The sun finally dropped behind the tree line on an October evening still warm from the day's golden light and I'm thinking of Rod McKuen poet and voice of a hundred fall nights who showed up when I needed him and stuck around, silly man, in a slender collection of anguish and love poems fragrant now with the dusty spores of a long-ago life I saw him last in a thrift store down on Riverside, nestled with Herb Alpert and the Tijuana Brass and Andy Williams in the crate of albums nobody wants anymore, this poet who sold more books in a single year than Alan Ginsberg sold in fifty, but it is Howl we remember and not A Cat Named Sloopy, alas, recalled from the randomness of a day in October and the light on my screen and the story that appeared, just like the poet, when I needed it most.
I became a big Rod fan about the age of 12, when my mom introduced me to his work. Looking back to that time, I think the trouble was that he invented a new school of poetry, and the self-important posers in the critic class couldn’t grasp that.
Rod wrote pop poetry, rather than “serious” genres. As such, it’s accessible and speaks to emotion rather than intellect, which is why he sold so well and was such a star. (In an age when most poets could barely get published at all.)
If you compare him to the pop musicians of that era – Cat Stevens, Don McLean, Lobo, Bread, John Denver, Jim Croce, Gilbert O’Sullivan… the list is endless – you see the resemblance. No-one felt the need to belittle them for not being Mozart or Duke Ellington, whom they also exponentially out-sold; in that case, the critics could see the apples and oranges.
Unfortunately, Rod was unsuccessful at floating his new genre, and he’s gone down in litcrit as a “hack”. Which is too bad, because like the great pop musicians of his time he wrote some very good and worthwhile stuff. I’m grateful that my mom opened that door to emotional literacy when I was a kid.
Thanks for the review-in-verse; it took me right back.
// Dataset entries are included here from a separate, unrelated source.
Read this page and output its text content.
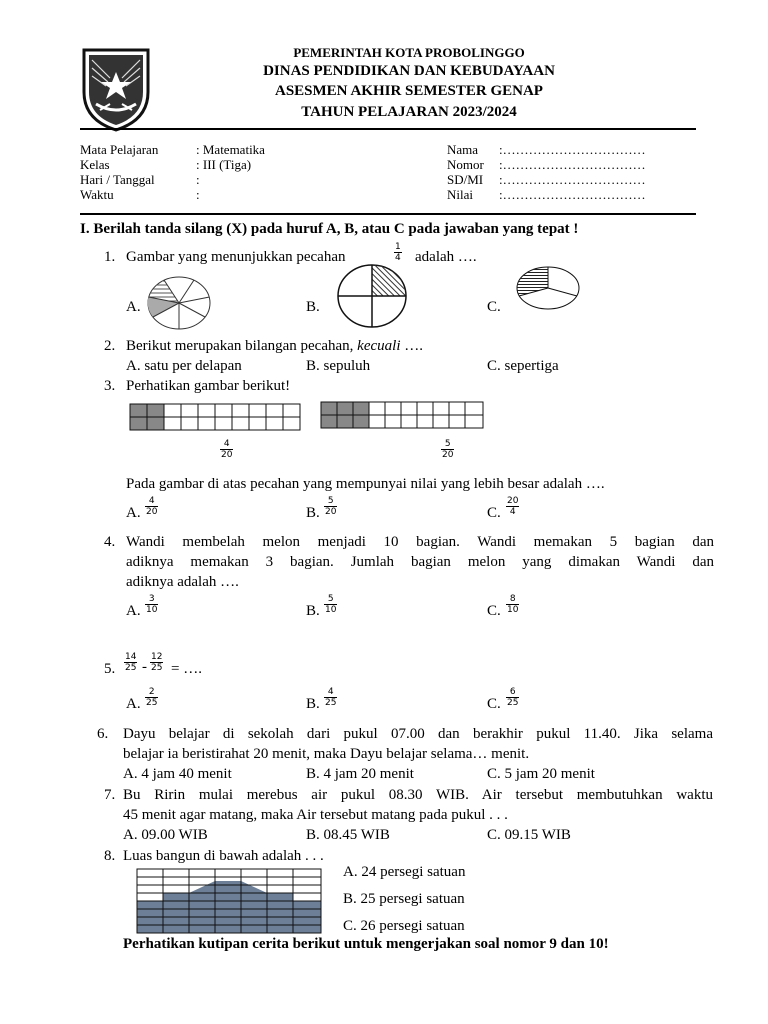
PEMERINTAH KOTA PROBOLINGGO
DINAS PENDIDIKAN DAN KEBUDAYAAN
ASESMEN AKHIR SEMESTER GENAP
TAHUN PELAJARAN 2023/2024
Mata Pelajaran	: Matematika
Kelas	: III (Tiga)
Hari / Tanggal	:
Waktu	:
Nama :……………………………
Nomor :……………………………
SD/MI :……………………………
Nilai :……………………………
I. Berilah tanda silang (X) pada huruf A, B, atau C pada jawaban yang tepat !
1. Gambar yang menunjukkan pecahan	$\frac{1}{4}$ adalah ….
A.	B.	C.
2. Berikut merupakan bilangan pecahan, kecuali ….
A. satu per delapan	B. sepuluh	C. sepertiga
3. Perhatikan gambar berikut!
$\frac{4}{20}$	$\frac{5}{20}$
Pada gambar di atas pecahan yang mempunyai nilai yang lebih besar adalah ….
A. $\frac{4}{20}$	B. $\frac{5}{20}$	C. $\frac{20}{4}$
4. Wandi membelah melon menjadi 10 bagian. Wandi memakan 5 bagian dan
adiknya memakan 3 bagian. Jumlah bagian melon yang dimakan Wandi dan
adiknya adalah ….
A. $\frac{3}{10}$	B. $\frac{5}{10}$	C. $\frac{8}{10}$
5. $\frac{14}{25} - \frac{12}{25}$ = ….
A. $\frac{2}{25}$	B. $\frac{4}{25}$	C. $\frac{6}{25}$
6. Dayu belajar di sekolah dari pukul 07.00 dan berakhir pukul 11.40. Jika selama
belajar ia beristirahat 20 menit, maka Dayu belajar selama… menit.
A. 4 jam 40 menit	B. 4 jam 20 menit	C. 5 jam 20 menit
7. Bu Ririn mulai merebus air pukul 08.30 WIB. Air tersebut membutuhkan waktu
45 menit agar matang, maka Air tersebut matang pada pukul . . .
A. 09.00 WIB	B. 08.45 WIB	C. 09.15 WIB
8. Luas bangun di bawah adalah . . .
A. 24 persegi satuan
B. 25 persegi satuan
C. 26 persegi satuan
Perhatikan kutipan cerita berikut untuk mengerjakan soal nomor 9 dan 10!
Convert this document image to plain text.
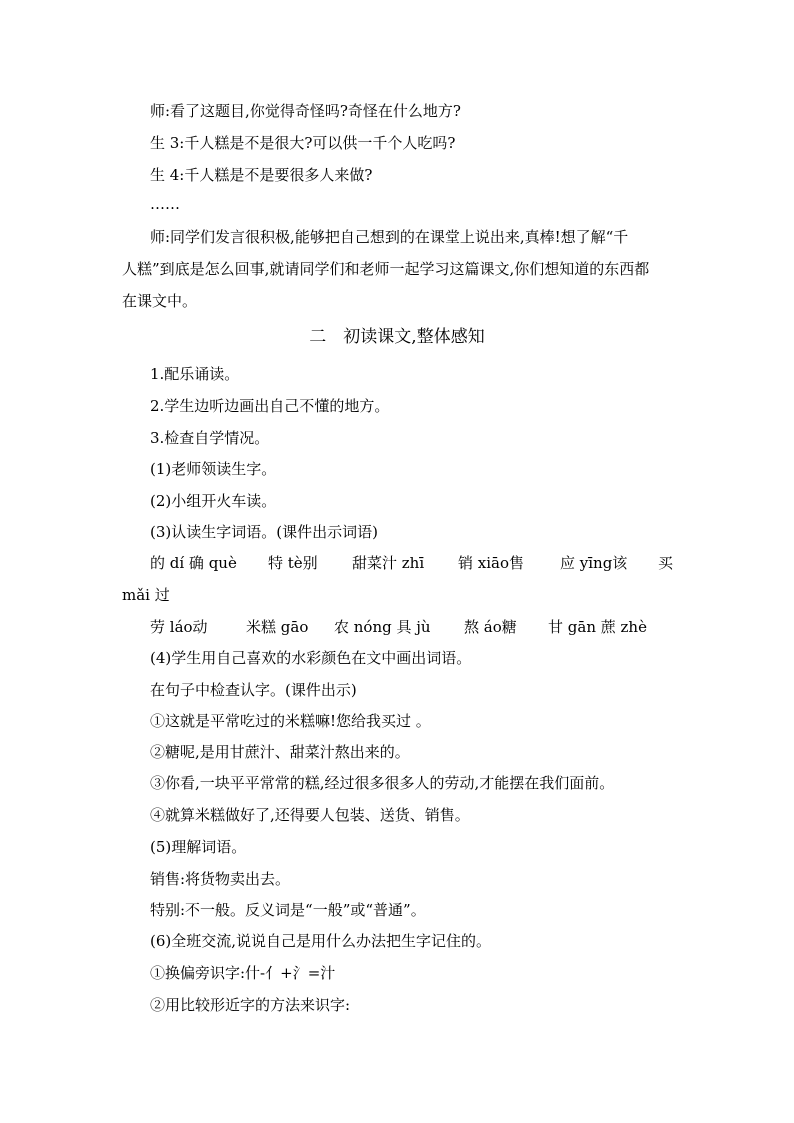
师:看了这题目,你觉得奇怪吗?奇怪在什么地方?
生 3:千人糕是不是很大?可以供一千个人吃吗?
生 4:千人糕是不是要很多人来做?
……
师:同学们发言很积极,能够把自己想到的在课堂上说出来,真棒!想了解“千
人糕”到底是怎么回事,就请同学们和老师一起学习这篇课文,你们想知道的东西都
在课文中。
二　初读课文,整体感知
1.配乐诵读。
2.学生边听边画出自己不懂的地方。
3.检查自学情况。
(1)老师领读生字。
(2)小组开火车读。
(3)认读生字词语。(课件出示词语)
的 dí 确 què 特 tè别 甜菜汁 zhī 销 xiāo售 应 yīng该 买
mǎi 过
劳 láo动	米糕 gāo 农 nóng 具 jù 熬 áo糖 甘 gān 蔗 zhè
(4)学生用自己喜欢的水彩颜色在文中画出词语。
在句子中检查认字。(课件出示)
①这就是平常吃过的米糕嘛!您给我买过 。
②糖呢,是用甘蔗汁、甜菜汁熬出来的。
③你看,一块平平常常的糕,经过很多很多人的劳动,才能摆在我们面前。
④就算米糕做好了,还得要人包装、送货、销售。
(5)理解词语。
销售:将货物卖出去。
特别:不一般。反义词是“一般”或“普通”。
(6)全班交流,说说自己是用什么办法把生字记住的。
①换偏旁识字:什-亻+氵=汁
②用比较形近字的方法来识字:
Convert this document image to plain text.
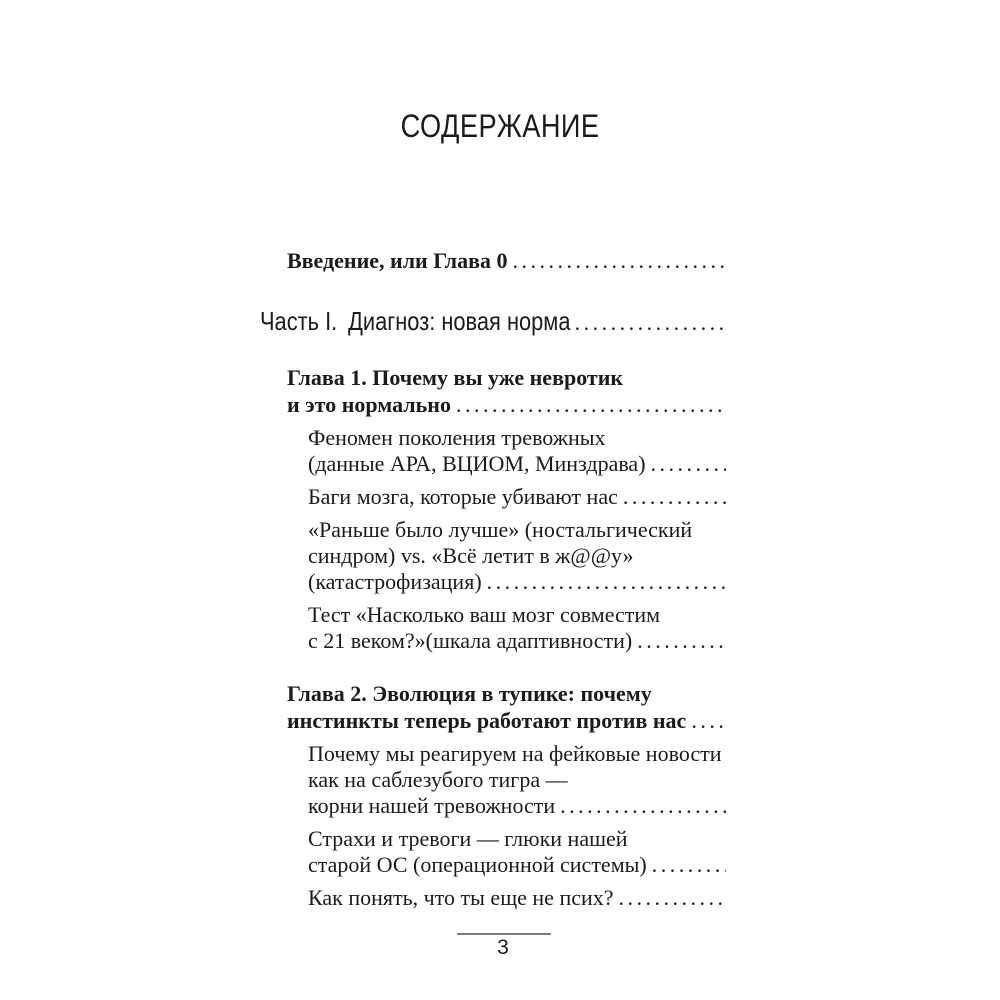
СОДЕРЖАНИЕ
Введение, или Глава 0
.....
Часть I. Диагноз: новая норма
.....
Глава 1. Почему вы уже невротик
и это нормально
.....
Феномен поколения тревожных
(данные АРА, ВЦИОМ, Минздрава)
.....
Баги мозга, которые убивают нас
.....
«Раньше было лучше» (ностальгический
синдром) vs. «Всё летит в ж@@у»
(катастрофизация)
.....
Тест «Насколько ваш мозг совместим
с 21 веком?»(шкала адаптивности)
.....
Глава 2. Эволюция в тупике: почему
инстинкты теперь работают против нас
.....
Почему мы реагируем на фейковые новости
как на саблезубого тигра —
корни нашей тревожности
.....
Страхи и тревоги — глюки нашей
старой ОС (операционной системы)
.....
Как понять, что ты еще не псих?
.....
3
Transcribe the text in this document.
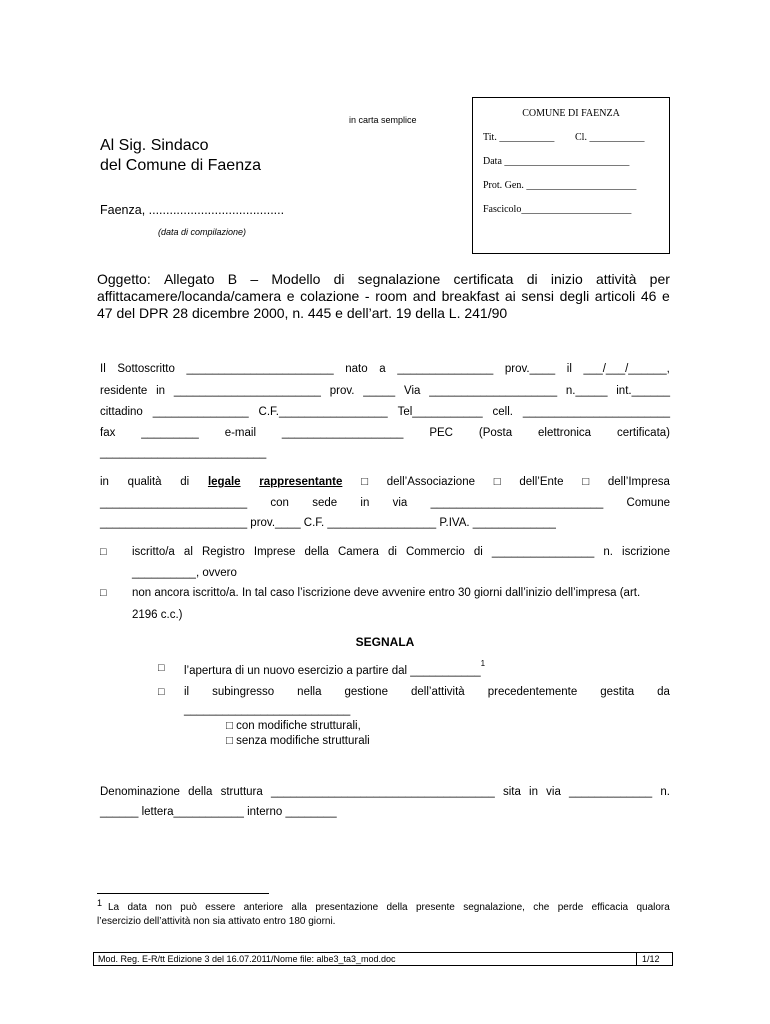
in carta semplice
Al Sig. Sindaco
del Comune di Faenza
Faenza, .......................................
(data di compilazione)
COMUNE DI FAENZA
Tit. ___________ Cl. ___________
Data _________________________
Prot. Gen. ______________________
Fascicolo______________________
Oggetto: Allegato B – Modello di segnalazione certificata di inizio attività per
affittacamere/locanda/camera e colazione - room and breakfast ai sensi degli articoli 46 e
47 del DPR 28 dicembre 2000, n. 445 e dell’art. 19 della L. 241/90
Il Sottoscritto _______________________ nato a _______________ prov.____ il ___/___/______,
residente in _______________________ prov. _____ Via ____________________ n._____ int.______
cittadino _______________ C.F._________________ Tel___________ cell. _______________________
fax _________ e-mail ___________________ PEC (Posta elettronica certificata)
__________________________
in qualità di legale rappresentante □ dell’Associazione □ dell’Ente □ dell’Impresa
_______________________ con sede in via ___________________________ Comune
_______________________ prov.____ C.F. _________________ P.IVA. _____________
□ iscritto/a al Registro Imprese della Camera di Commercio di ________________ n. iscrizione
__________, ovvero
□ non ancora iscritto/a. In tal caso l’iscrizione deve avvenire entro 30 giorni dall’inizio dell’impresa (art.
2196 c.c.)
SEGNALA
□ l’apertura di un nuovo esercizio a partire dal ___________$^1$
□ il subingresso nella gestione dell’attività precedentemente gestita da
__________________________
□ con modifiche strutturali,
□ senza modifiche strutturali
Denominazione della struttura ___________________________________ sita in via _____________ n.
______ lettera___________ interno ________
1 La data non può essere anteriore alla presentazione della presente segnalazione, che perde efficacia qualora
l’esercizio dell’attività non sia attivato entro 180 giorni.
Mod. Reg. E-R/tt Edizione 3 del 16.07.2011/Nome file: albe3_ta3_mod.doc	1/12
I, too, was introduced to him by my mother, maybe I was 12 or 13, maybe a little older, around the time I was listening to every one of those songwriters you listed. Yes, the resemblance is clear. He was a sort of progenitor of that musical genre, even if, as you say, he was unsuccessful in floating his own poetic one. He succeeded in other ways. Thanks for making that connection.